Most people depend on technology to get their work done. It comes as no surprise that a disruption in hardware and software processes reduces productivity. One glitch in your laptop, or the Wi-Fi (yes, remote/ hybrid workers, we hear you) and your day can come to a standstill. The problem may not be “finding the IT guy”, but them seeing you through the end of the problem. Is your IT department overwhelmed by the number of issues that need resolving? Are the security systems complex? Is the training inadequate? Do you need a bigger investment? As an employer, you must do your best to ensure your people have the tools available to complete their work. Tools that work.
Too many meetings
Are you spending most of your time in meetings, shuttling from one conference room to the next? This productivity killer is a two-edged sword. You will not get a lot of work done, and your employees won’t either. Certainly, you will not be available for your team for decisions and discussions. This communication gap will affect their morale and thereby hamper their productivity too. Take a look at your calendar every morning. Identify which meetings you must go to, and which you can skip. If unnecessary to attend, write to the meeting organizer excusing yourself. You could ask for an email update instead. Better yet, delegate members from your team to attend on your behalf. You will encourage and develop people in doing so. Look at the meetings you have called for— can they be emails? Could they be shorter? Does the agenda need to be crisp and focused?

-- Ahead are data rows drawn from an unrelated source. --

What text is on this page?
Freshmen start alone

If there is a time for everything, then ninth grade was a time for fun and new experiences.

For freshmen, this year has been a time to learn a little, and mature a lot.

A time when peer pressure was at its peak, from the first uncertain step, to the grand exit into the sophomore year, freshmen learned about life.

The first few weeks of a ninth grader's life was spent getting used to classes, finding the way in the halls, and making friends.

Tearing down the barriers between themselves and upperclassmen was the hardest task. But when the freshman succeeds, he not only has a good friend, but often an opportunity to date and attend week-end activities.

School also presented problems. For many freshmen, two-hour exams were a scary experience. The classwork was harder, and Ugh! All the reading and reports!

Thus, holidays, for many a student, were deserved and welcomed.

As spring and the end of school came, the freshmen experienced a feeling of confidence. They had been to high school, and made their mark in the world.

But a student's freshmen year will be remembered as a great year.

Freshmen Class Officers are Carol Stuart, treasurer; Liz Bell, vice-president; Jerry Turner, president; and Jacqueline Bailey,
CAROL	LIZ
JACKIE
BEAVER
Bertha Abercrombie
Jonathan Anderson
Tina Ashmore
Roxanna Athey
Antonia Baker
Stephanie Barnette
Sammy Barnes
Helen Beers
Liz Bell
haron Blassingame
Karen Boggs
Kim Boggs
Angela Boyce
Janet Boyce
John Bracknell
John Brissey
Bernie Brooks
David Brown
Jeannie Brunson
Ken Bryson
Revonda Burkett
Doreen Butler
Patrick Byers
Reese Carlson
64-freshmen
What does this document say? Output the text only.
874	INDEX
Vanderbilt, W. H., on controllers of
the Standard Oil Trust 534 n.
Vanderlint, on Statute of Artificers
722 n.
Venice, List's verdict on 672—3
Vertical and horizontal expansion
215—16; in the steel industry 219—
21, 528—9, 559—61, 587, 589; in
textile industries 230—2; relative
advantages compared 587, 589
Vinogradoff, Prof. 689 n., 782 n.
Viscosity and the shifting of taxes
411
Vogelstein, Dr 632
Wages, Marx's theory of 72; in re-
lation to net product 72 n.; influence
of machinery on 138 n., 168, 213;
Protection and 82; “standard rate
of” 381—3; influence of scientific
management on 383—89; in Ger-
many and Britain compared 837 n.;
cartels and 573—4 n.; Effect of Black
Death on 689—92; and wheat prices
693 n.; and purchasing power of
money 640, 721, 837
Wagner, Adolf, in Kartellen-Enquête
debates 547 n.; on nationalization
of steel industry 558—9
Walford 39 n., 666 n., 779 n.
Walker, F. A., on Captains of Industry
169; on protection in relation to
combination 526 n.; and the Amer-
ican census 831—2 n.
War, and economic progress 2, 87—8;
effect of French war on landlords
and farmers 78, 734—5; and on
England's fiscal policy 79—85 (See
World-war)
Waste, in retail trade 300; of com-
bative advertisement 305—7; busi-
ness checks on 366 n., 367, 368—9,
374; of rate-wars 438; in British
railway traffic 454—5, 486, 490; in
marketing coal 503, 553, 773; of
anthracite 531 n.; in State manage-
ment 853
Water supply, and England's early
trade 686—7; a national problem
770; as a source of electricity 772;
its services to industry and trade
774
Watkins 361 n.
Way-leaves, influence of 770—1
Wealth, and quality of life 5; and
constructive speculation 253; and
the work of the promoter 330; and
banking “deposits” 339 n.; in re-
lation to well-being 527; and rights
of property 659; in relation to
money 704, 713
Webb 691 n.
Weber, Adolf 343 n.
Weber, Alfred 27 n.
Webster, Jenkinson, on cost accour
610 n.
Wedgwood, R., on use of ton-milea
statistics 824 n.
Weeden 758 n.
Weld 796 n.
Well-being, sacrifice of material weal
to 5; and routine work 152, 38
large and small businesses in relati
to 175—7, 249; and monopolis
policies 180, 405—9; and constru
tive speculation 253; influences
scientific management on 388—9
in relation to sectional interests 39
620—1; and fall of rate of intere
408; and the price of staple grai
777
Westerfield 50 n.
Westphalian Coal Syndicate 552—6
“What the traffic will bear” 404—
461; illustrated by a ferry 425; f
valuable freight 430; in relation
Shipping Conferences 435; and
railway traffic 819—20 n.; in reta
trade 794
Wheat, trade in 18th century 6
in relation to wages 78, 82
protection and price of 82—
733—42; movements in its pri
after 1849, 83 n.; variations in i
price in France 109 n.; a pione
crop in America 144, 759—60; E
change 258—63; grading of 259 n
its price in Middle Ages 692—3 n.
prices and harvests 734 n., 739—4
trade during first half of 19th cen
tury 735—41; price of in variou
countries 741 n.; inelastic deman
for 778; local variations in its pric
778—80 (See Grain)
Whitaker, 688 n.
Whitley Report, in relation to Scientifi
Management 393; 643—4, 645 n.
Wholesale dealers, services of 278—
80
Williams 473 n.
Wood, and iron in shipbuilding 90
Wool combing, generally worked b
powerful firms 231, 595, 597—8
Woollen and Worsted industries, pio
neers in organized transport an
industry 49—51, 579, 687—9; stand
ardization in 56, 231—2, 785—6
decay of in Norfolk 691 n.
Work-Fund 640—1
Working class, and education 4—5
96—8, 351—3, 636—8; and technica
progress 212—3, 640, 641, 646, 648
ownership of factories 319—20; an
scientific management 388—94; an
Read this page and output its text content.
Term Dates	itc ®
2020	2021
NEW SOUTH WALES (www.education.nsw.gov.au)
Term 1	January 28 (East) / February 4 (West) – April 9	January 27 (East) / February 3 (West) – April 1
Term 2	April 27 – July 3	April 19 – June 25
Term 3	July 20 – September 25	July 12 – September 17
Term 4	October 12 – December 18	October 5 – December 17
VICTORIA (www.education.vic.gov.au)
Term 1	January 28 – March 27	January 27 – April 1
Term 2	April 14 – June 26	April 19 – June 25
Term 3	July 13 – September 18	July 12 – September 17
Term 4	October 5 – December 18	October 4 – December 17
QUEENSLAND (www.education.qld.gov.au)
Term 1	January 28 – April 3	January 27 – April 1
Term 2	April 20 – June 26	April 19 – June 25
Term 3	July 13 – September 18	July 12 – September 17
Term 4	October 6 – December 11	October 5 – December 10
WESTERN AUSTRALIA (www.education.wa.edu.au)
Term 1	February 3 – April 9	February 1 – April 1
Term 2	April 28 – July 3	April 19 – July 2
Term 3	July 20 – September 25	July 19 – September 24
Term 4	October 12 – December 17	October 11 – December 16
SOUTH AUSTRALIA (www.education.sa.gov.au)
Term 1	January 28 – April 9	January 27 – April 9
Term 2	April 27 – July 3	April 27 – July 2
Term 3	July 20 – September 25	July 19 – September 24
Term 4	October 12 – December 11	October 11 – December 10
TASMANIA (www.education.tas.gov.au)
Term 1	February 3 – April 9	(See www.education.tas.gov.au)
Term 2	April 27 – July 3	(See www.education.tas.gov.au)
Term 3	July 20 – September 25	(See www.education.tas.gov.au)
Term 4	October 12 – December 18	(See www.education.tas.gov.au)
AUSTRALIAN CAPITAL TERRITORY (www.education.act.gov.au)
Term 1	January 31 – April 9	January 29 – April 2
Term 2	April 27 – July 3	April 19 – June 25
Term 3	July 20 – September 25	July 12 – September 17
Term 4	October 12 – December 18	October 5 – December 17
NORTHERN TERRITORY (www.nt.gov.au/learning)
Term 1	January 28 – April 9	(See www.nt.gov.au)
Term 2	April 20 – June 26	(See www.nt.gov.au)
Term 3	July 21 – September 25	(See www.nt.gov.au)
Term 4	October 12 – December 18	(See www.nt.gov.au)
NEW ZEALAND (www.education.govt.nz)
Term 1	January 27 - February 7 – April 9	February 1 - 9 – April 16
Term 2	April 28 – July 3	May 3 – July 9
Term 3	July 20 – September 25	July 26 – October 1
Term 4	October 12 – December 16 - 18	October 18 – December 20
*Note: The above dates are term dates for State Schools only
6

Messy people will claim to know where all their stuff is. But this serves as an excuse rather than an explanation. People will spend time looking for documents that lay scattered on a table. Filing cabinets will pile up with things that don’t belong. Sticky notes on desks. A used coffee mug could lay unattended for days. Imagine the amount of time and effort put into searching for things. By being disorganized, you are more likely to miss deadlines, and meetings, and be under-prepared for the day. Instead, encourage a clean office. Put things in their place after you use them. Label everything. Sort. Encourage efficient organisation to help people perform better.